Jonathan Rhys Williams of UBI Lab Wales explained: “Basic income is the idea that everyone is given a fixed, regular and unconditional payment regardless of their income, wealth or employment status.

“It would mean that no-one is left behind and that there is a safety net to catch everyone in times of trouble.

“There is much debate about how we approach trialling a basic income. But it is said that a basic income could encourage a wave of entrepreneurialism.

“How many people have dreamt of setting up their own business but haven’t taken that leap of faith because they have nothing to fall back on?

“It’s a huge gamble for them.”

Jonathan Rhys Williams went on to say: “By offering that safety floor we may find that people are prepared to go it alone, which could stimulate the local economy and make those left behind towns and cities more attractive for investment.

“We already know from past trials around the world that basic income has a significant positive effect on physical and mental wellbeing.

“For example, the recent Finnish pilot, where people were given €560 per month, showed that basic income recipients were more satisfied with their lives and experienced less mental strain than the control group.

“The Stockton, California, trial showed that recipients were less anxious and depressed, as well as less likely to feel fatigue or body pain associated with poor mental health.

“By running a basic income trial with 10,000 participants in Wales, we would be able to see whether it has the same effect on health here.

“Better health overall will result in a significant saving to the public purse – something that isn’t talked about nearly enough in the basic income debate.

“And, of course, a healthier population means a more productive workforce.

“These are just some of the possible effects a full trial could help us learn from.

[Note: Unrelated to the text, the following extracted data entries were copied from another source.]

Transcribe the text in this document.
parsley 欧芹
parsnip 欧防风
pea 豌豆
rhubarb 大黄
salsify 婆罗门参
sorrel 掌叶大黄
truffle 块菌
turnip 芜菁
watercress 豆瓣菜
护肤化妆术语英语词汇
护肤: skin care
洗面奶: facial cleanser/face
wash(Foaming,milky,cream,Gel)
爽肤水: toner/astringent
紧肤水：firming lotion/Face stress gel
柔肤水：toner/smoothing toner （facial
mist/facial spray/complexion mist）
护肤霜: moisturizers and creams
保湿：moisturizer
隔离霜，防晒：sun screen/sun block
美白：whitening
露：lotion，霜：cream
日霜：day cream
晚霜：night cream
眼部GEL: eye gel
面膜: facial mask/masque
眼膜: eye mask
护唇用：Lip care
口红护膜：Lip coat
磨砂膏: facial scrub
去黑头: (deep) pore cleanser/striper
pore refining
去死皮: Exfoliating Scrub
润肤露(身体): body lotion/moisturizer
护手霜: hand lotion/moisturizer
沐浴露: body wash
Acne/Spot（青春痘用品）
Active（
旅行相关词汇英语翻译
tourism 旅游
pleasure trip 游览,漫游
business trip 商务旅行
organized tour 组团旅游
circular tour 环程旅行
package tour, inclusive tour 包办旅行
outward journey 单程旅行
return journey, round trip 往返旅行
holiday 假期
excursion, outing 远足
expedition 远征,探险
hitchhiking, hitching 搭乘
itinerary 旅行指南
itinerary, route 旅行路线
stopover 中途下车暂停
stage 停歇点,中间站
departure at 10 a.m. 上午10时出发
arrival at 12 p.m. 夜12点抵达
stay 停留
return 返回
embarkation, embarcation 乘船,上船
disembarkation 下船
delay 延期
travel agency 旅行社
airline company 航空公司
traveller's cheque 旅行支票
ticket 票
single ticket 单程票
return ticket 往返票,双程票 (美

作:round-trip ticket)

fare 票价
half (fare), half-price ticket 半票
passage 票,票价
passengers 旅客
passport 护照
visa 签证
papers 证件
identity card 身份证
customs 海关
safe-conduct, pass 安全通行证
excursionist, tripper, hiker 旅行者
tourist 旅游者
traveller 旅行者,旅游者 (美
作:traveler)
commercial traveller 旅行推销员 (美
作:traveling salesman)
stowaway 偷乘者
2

“Other potential impacts could include a reduction in transport use, which is essential for tackling climate breakdown.

“The impacts a basic income could have on people looking to re-skill, which feeds into the debate around automation. The impact that a basic income could have for those providing care for loved ones.”

How much is being offered?

How much the pilot scheme will be giving to the lucky recipients has not yet been revealed.

However, a look at previous trials across the world could indicate how much is paid out – and the results vary.

Finland ran a two-year universal basic income pilot from 2017 to 2018, in which the Government gave €560 (£482) per month to 2,000 unemployed people aged between 25 and 58.

Spain also held a trial run in 2017, with the “B-MINCOME” experiment handing out up to $1,968 per month to 1,000 households in Barcelona’s poorest districts.

The same year, the Netherlands kicked off a basic income study, handing £1,050 per month to 250 recipients – with some having to do volunteer work for the cash, while for others it was unconditional.
n Alaska, it’s not called a universal basic income but the state gives each resident a cheque every year, worth between $1,000 and $2,000.

Back in Wales, it is believed the plans are still in the planning stage, so how much will be paid out is likely not decided yet.

Mr Drakeford said a pilot would “need to be carefully designed to make sure that it is genuinely adding income for the group of people we are able to work with”.

He added: “It’ll have to be a pilot because we don’t have all the powers in our own hands to do it on our own.

“It’ll have to be carefully crafted to make sure that it is affordable and that it does it within the powers available to the Senedd.

“We need to make an early start on designing the pilot to make sure that we have the best chance of operating a pilot that allows us to draw the conclusions from it that we would all want to see.”